If you’re new to Medicare, are considered a high-income beneficiary, or don’t have your Medicare premium deducted from a Social Security check, you might be in for sticker shock. Some websites are predicting a 22 percent increase in Part B premiums for 30 percent of Medicare beneficiaries.
If Congress doesn’t step in, Medicare Trustees forecast Part B premiums to jump from $121.80 to $149 a month in January. Part B, also known as the Supplementary Medical Insurance program, pays most of the costs for physician, outpatient, some home health and preventive services.
Centers for Medicare and Medicaid Services won’t release its Medicare 2017 premium list until Oct. 1, but some fear the hike may be a foregone conclusion because of the skyrocketing costs of healthcare and, strangely enough, the almost flat cost of living increases to Social Security.
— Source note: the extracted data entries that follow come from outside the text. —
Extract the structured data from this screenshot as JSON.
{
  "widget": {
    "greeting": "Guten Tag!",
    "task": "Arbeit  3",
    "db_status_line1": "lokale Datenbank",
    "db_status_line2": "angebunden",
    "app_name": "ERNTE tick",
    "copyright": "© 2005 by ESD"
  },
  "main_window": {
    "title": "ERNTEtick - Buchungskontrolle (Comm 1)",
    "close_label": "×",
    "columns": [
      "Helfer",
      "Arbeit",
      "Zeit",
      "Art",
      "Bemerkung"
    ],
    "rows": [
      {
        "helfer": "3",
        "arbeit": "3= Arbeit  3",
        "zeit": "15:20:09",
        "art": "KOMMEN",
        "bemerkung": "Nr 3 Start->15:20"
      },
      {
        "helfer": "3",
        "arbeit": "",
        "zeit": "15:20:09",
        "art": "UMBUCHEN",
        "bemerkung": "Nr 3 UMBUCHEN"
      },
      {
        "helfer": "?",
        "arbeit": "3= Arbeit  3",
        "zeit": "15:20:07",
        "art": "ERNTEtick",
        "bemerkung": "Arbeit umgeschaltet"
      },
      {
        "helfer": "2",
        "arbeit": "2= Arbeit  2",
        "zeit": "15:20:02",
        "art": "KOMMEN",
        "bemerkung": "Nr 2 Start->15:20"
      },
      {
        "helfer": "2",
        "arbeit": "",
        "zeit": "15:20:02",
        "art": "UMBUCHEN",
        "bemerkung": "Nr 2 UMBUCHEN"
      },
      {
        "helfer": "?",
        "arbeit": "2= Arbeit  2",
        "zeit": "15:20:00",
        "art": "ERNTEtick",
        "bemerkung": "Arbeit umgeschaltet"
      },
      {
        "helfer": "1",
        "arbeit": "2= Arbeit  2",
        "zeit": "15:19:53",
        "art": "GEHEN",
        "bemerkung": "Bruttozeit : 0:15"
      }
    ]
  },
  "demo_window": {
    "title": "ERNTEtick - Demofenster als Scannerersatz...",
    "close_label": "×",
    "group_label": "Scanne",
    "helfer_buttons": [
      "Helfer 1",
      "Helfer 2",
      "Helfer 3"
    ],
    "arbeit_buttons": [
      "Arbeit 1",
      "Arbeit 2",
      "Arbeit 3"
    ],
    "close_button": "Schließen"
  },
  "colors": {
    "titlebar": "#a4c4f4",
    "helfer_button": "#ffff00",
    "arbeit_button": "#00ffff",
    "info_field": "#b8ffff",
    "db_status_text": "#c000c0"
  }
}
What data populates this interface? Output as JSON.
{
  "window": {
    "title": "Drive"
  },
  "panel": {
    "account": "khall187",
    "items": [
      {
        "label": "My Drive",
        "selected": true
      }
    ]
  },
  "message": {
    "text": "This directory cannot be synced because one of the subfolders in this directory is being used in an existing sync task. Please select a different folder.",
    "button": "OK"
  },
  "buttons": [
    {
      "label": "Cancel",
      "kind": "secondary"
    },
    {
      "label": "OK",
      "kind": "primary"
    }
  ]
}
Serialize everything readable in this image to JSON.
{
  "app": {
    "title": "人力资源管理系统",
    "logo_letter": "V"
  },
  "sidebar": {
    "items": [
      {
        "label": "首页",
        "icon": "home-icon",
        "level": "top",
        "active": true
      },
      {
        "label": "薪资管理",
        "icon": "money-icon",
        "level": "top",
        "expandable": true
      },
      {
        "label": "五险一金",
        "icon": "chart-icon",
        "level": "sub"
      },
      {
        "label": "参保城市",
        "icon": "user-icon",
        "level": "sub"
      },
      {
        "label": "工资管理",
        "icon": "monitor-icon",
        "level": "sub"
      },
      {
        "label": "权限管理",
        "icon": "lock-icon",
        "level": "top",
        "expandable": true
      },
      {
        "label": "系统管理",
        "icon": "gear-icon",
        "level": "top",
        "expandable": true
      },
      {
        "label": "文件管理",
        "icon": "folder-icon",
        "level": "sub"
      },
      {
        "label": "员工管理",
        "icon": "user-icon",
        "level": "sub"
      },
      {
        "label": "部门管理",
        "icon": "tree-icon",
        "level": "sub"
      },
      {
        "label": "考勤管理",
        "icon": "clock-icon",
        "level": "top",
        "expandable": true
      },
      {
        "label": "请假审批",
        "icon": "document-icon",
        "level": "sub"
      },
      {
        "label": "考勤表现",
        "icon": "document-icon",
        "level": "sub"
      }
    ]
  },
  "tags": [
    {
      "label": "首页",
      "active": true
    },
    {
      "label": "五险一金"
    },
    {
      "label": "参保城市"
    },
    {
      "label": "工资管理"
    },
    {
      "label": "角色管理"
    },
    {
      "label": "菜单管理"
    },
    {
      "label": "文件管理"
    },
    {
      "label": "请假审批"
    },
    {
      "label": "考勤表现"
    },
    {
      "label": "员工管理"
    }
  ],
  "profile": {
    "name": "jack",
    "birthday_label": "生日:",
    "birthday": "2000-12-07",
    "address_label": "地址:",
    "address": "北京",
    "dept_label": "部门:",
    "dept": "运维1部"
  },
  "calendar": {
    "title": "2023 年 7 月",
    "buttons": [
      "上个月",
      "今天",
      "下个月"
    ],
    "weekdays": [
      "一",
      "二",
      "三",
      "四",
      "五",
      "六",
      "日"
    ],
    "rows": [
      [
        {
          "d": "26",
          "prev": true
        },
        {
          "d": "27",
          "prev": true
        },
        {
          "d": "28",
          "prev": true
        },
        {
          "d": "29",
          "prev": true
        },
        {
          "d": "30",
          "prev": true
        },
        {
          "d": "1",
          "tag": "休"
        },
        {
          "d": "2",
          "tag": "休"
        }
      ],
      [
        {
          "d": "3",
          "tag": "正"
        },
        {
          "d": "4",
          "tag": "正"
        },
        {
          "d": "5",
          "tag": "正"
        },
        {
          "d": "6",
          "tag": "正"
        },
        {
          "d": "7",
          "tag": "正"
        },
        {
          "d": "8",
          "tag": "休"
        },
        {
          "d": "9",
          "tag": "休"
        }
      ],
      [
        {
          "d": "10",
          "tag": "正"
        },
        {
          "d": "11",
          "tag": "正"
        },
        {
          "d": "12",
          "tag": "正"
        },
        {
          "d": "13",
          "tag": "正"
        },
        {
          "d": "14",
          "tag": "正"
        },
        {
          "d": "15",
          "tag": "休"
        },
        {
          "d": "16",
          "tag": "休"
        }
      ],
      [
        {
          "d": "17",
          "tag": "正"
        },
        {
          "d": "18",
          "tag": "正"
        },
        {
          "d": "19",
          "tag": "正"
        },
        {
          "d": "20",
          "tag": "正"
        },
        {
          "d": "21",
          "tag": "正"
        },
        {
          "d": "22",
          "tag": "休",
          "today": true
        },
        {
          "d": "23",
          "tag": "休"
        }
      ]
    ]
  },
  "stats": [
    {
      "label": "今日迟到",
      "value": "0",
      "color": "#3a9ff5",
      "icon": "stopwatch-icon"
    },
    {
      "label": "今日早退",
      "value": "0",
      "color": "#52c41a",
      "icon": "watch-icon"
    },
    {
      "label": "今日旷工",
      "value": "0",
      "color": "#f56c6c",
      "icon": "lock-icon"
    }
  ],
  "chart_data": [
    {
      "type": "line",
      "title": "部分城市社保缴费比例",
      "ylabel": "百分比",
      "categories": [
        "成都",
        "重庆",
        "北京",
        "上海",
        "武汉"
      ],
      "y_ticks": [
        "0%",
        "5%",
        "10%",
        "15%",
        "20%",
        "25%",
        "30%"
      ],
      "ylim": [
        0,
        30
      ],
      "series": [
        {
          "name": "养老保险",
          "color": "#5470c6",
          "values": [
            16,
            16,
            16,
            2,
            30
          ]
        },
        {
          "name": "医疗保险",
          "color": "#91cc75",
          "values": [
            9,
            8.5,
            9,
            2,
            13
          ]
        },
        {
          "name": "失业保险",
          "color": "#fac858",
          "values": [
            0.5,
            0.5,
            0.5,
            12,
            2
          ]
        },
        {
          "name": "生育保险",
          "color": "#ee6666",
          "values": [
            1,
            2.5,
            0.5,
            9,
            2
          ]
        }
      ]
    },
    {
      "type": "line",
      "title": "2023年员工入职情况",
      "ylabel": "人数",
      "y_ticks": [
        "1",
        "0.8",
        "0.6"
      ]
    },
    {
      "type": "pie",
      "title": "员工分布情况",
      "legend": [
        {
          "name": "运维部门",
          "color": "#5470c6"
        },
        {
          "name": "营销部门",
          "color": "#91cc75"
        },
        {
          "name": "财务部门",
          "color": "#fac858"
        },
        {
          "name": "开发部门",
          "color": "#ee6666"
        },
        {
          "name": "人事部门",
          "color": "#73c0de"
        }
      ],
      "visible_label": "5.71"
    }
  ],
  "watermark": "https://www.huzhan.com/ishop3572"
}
Beneficiaries are expected to get a very modest cost of living adjustment (COLA) from Social Security next year. When this happens, a “hold harmless” provision prevents hikes in Medicare if those hikes are greater than the Social Security COLA, for about 70 percent of Medicare recipients. Somebody, however, has to pay rising Part B costs, which are based on how much the program needs to run itself, including a safety cushion for the unexpected. In this case, those who aren’t protected by the hold-harmless clause — the other 30 percent — will be expected to subsidize the increasing cost of the program not shouldered by the rest.